'The film represents the legacy of millions of victims' Simon Wiesenthal
'We must use the opportunity that we have now to safeguard these irreplaceable memories for future generation' Guido Knopp
Through newly accessible Eastern European archives, recently discovered film not seen in public since 1945, first-hand eyewitness accounts and direct involvement of world renowned historians and academics, 'Hitler's Holocaust' will, for the first time, document the year-long process leading up to 'the Final Solution'. Created under the guidance of famed Nazi hunter Simon Wiesenthal, 'Hitler's Holocaust' will unveil the fateful stage by stage radicalization of 'the Final Solution', from early calls for expulsion of the Jews to deportation, mass murder and genocide.
Part One, Manhunt, encompasses the years 1939 to 1941, as murder of men, women and children becomes rampant, pogroms and deportation into Jewish ghettos are commonplace. Himmler, Hitler's executioner, is confronted with his own ordered atrocities when a victim's brain is splattered on his uniform. There must be a 'cleaner' way, he thinks, one that is 'easier on the perpetrators.
Part Two, Decision, follows the events of 1942. Hitler proclaims the mas murdering a 'deed performed for humanity'. Following Pearl Harbor, he declares war on America. Now, he can turn his attention to all of European Jewry. Hans Frank, the German Governor of occupied Poland complains to his staff, 'Surely we can't shoot 3 and a half million, we can't poison them ...' His complaints are soon answered. Somewhee n the remote hinterland, places with names hitherto unknown: Belzec, Sobibor, Maidanek, Chelmo, Treblinka - 'exhaust fume experts' are hard at work.
Part Three, Ghetto, shows the inhumane conditions, under which Jews were forced to live in the ghettoes of Eastern Europe, before they were transported to the extinction camps.
Part Four, Factory of Murder, focuses on 1942, as the flames of madness consume Europe. Day and night, the death trains leave German towns. The broad masses realize the truth, but stay silent. At auctions, they buy up what Jewish possessions remain. One evening at a dinner reception of dignitaries, Himmler drinks wine, smokes cigars and boasts of the murdering. This year, the world will learn of the mass killings, but it will take six months before the Western allies issue a statement: Those responsible will not escape without punishment.
Part Five, Resistance, explores courage and heroism in the face of impossible odds. German soldiers who conspire to assassinate Hitler, and whose failure cost them their lives. The Jewish citizens of the Warsaw Ghetto who take arms against brutal SS units, and miraculously hold on for nearly one month, until, out of 380,000, only 70,000 are still alive. They, too, are now deported.

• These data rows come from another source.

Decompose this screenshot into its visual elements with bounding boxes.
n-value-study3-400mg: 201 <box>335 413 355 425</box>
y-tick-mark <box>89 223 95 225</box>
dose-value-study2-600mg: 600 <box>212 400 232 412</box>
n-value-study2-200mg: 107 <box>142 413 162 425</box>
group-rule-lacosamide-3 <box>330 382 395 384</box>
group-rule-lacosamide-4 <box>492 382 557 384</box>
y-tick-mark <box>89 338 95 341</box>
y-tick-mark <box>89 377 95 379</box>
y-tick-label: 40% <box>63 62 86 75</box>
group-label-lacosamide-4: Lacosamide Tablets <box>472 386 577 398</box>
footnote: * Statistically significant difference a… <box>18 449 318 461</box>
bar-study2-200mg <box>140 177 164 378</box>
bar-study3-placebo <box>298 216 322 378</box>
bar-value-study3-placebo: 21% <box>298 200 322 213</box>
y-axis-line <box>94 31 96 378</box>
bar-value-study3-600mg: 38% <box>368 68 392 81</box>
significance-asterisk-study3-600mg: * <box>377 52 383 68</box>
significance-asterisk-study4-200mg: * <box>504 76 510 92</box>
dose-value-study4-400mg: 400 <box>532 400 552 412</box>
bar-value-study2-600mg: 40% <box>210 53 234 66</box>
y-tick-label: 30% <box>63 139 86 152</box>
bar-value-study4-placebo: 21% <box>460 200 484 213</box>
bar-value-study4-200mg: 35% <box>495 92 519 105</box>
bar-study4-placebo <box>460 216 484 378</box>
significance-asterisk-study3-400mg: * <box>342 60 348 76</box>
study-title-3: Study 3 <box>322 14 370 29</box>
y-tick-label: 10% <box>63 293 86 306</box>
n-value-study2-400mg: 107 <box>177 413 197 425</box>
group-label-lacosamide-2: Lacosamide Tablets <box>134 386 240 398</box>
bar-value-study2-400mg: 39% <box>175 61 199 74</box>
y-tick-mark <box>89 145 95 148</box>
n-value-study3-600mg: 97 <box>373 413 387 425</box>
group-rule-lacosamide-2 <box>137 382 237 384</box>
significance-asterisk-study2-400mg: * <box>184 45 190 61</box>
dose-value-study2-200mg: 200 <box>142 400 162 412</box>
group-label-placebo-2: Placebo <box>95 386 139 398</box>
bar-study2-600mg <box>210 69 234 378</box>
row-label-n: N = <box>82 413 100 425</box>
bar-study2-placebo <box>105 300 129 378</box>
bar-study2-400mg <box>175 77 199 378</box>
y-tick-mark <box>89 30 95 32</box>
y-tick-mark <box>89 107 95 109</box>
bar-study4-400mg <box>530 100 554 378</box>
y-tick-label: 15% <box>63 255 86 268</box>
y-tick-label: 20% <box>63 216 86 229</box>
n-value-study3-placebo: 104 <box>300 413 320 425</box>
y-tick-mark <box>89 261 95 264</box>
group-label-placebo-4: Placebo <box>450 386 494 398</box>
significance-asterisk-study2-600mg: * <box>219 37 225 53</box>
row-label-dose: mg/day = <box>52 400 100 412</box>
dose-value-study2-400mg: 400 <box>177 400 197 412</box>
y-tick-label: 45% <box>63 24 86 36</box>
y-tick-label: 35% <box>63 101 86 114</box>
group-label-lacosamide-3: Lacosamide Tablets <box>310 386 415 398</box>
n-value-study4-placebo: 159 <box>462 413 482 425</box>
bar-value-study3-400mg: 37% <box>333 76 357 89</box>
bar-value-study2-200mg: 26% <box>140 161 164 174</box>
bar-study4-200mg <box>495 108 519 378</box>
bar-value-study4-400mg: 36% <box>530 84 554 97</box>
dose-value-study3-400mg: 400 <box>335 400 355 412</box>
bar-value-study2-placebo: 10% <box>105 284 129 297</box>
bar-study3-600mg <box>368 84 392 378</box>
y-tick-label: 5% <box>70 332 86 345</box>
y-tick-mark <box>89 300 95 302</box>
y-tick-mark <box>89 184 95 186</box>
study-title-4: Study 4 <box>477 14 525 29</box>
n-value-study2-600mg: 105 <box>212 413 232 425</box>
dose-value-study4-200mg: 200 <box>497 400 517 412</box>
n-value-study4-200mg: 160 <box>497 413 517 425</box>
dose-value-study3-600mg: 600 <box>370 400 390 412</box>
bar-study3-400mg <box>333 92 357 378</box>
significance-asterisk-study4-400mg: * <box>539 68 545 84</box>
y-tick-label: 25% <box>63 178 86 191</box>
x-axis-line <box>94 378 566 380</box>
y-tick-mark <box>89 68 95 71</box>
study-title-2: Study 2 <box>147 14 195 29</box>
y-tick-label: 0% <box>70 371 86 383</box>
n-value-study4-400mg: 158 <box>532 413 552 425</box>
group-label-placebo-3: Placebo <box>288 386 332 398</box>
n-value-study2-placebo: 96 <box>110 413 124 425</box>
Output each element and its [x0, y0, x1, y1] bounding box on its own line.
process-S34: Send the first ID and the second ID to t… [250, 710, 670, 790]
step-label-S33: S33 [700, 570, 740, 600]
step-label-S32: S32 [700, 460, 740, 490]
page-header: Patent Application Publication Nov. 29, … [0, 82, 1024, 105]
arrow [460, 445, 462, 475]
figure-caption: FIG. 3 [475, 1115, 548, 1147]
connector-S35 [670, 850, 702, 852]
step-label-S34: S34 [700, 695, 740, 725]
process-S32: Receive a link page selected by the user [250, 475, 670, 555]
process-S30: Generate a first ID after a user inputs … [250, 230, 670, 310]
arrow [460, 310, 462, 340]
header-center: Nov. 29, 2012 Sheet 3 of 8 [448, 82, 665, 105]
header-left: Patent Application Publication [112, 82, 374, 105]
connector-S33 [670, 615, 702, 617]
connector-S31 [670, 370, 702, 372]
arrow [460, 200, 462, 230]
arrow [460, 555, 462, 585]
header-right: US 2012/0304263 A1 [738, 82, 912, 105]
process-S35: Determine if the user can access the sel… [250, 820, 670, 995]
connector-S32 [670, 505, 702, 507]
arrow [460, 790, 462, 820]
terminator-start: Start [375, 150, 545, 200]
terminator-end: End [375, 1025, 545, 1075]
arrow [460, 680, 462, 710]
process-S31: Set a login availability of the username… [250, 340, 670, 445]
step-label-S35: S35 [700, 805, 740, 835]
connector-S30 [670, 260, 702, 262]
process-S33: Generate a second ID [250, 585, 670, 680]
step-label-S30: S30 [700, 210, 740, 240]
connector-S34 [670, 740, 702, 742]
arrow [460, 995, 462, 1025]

Part Six, Liberation, covers the years 1944 and 1945. The allies have landed in Normandy. The Red Army is advancing in the east. Germany's military situation is hopeless. Recognizing he can not win, Hitler nevertheless continues his demonic objective of genocide. The goal: to prevent even the few who have survived so far from living on to bear witness to the unspeakable horrors. In January 1945, the Soviet army reaches Auschwitz. The liberators are deeply shocked by what they see - thousand of emaciated human beings are vegetating between life and death. In Buchenwald, American soldiers conduct the people of Weimar through the barracks and compel them to look. They claim they had not been aware.